Significa: una Messa in Duomo o in un’altra Basilica ricca di storia e d’arte costerebbe di più di una Messa in una modesta Chiesa di periferia; una Messa con musica d’organo e coro e solisti a sua volta sarebbe più cara di una Messa celebrata quasi in sordina da un parroco di campagna; una Messa cantata in latino e celebrata da un Arcivescovo o da un Cardinale, soprattutto se concelebrata, avrebbe il massimo del valore…
Naturalmente, dovrebbe essere costituito un gruppo di esperti di gestione, di comunicazione e di liturgia per elaborare una classificazione dei servizi religiosi completa ed affidabile.

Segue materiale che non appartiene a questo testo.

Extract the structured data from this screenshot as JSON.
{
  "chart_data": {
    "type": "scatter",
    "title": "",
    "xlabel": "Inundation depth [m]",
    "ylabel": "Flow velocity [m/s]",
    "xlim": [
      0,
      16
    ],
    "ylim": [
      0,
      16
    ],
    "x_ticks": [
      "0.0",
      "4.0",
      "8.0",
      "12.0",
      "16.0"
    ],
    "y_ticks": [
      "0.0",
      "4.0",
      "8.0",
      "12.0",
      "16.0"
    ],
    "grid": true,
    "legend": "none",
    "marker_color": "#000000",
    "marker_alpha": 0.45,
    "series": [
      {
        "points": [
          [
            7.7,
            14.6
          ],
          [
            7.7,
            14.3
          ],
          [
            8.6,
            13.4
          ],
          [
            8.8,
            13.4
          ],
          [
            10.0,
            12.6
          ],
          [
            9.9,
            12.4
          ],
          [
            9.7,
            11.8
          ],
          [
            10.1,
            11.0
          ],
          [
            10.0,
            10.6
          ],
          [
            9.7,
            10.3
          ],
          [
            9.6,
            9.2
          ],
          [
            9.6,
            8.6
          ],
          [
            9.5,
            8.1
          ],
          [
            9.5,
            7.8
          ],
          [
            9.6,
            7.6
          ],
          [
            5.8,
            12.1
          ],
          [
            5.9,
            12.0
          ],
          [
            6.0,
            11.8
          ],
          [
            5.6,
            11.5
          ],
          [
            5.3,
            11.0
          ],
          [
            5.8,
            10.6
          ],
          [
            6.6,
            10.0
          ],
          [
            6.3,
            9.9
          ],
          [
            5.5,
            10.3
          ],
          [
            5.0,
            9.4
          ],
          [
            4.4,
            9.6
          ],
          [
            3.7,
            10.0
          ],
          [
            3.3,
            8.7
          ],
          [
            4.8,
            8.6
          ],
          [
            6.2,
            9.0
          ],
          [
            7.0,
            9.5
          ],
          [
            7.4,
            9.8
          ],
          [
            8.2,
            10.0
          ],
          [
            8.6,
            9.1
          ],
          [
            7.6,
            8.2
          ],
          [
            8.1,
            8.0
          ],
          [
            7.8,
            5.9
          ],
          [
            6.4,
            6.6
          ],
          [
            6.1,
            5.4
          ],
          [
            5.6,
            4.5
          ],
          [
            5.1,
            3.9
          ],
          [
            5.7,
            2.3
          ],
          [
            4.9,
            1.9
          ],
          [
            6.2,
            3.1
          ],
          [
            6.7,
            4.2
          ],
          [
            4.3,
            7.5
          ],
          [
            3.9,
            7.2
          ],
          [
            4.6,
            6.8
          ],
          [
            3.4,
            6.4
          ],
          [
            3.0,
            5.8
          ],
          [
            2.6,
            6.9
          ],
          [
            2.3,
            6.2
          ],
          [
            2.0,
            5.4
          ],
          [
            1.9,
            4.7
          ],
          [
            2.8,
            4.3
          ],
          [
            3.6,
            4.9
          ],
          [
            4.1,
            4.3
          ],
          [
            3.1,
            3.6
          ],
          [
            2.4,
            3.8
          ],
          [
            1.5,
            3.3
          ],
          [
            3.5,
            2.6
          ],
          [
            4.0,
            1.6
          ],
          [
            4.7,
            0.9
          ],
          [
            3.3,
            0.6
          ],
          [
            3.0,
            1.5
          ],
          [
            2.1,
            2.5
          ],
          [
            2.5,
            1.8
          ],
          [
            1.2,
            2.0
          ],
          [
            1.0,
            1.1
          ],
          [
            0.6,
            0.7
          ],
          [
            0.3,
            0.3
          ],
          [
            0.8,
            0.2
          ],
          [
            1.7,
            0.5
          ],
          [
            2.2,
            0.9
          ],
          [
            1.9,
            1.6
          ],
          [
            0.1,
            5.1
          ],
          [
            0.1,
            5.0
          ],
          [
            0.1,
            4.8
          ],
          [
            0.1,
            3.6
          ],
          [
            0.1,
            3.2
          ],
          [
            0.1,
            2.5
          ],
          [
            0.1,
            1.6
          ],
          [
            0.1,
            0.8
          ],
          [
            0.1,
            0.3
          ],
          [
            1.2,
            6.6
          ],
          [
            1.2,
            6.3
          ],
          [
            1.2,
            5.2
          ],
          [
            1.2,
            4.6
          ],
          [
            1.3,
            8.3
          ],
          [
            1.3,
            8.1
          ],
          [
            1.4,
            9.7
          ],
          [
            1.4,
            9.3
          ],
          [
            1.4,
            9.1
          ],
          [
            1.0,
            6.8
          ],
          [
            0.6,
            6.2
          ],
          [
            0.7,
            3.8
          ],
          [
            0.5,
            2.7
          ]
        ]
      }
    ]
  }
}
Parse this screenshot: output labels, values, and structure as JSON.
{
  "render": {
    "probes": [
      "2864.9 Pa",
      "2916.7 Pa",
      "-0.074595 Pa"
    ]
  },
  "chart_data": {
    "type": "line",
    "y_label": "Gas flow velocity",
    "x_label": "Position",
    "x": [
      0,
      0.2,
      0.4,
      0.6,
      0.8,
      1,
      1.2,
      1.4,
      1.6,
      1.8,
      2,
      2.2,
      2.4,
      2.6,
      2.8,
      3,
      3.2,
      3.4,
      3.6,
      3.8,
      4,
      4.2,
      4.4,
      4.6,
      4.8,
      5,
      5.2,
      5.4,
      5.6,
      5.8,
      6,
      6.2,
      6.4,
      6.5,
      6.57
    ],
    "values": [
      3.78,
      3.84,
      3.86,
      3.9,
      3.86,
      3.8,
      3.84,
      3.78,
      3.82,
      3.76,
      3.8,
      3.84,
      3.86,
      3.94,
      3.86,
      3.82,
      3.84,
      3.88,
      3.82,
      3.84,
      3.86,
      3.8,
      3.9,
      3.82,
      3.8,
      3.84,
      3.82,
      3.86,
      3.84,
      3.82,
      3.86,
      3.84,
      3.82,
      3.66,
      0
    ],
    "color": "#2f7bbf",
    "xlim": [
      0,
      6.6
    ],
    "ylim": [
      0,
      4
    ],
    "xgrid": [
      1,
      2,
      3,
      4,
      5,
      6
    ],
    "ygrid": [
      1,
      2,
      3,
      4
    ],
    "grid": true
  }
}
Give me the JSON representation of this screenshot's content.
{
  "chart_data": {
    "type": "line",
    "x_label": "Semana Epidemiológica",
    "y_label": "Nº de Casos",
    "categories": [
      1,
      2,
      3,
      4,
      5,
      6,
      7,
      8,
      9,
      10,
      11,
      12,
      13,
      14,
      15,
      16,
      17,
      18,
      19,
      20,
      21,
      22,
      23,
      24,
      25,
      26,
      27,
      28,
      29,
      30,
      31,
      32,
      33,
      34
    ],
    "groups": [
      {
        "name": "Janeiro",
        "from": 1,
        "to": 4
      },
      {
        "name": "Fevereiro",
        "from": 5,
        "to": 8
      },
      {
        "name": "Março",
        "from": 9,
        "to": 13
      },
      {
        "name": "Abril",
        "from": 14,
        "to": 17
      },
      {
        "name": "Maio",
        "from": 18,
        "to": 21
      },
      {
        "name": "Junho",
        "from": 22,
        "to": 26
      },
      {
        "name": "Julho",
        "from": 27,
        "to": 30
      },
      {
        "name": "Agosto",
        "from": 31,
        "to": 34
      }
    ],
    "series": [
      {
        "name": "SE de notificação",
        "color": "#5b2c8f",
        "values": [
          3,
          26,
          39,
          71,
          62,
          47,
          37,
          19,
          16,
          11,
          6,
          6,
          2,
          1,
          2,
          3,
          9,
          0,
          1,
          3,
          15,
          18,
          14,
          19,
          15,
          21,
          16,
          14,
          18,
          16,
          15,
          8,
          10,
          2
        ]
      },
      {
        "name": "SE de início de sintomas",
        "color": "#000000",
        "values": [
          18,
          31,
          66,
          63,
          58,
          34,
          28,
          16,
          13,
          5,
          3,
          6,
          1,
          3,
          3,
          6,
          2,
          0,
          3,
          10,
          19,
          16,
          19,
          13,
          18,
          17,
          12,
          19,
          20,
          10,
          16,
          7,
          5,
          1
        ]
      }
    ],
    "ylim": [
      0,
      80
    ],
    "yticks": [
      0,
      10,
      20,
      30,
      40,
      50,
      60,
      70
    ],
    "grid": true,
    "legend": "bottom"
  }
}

Oltre che a giustificare una corretta gestione della linea e dei prodotti che la compongono, sarebbe un’altra occasione per la creazione di posti di lavoro: come in un qualsiasi settore merceologico e in una qualsiasi impresa, un numero non indifferente di formatori, di ricercatori, di Product Manager Junior e Senior, di addetti alla vendita dei biglietti, di amministrativi e contabili (…) andrebbe ad occupare posizioni assolutamente interessanti.
Per non parlar dell’indotto. Che non è certo una questione trascurabile e che, dunque, richiede una trattazione a sé.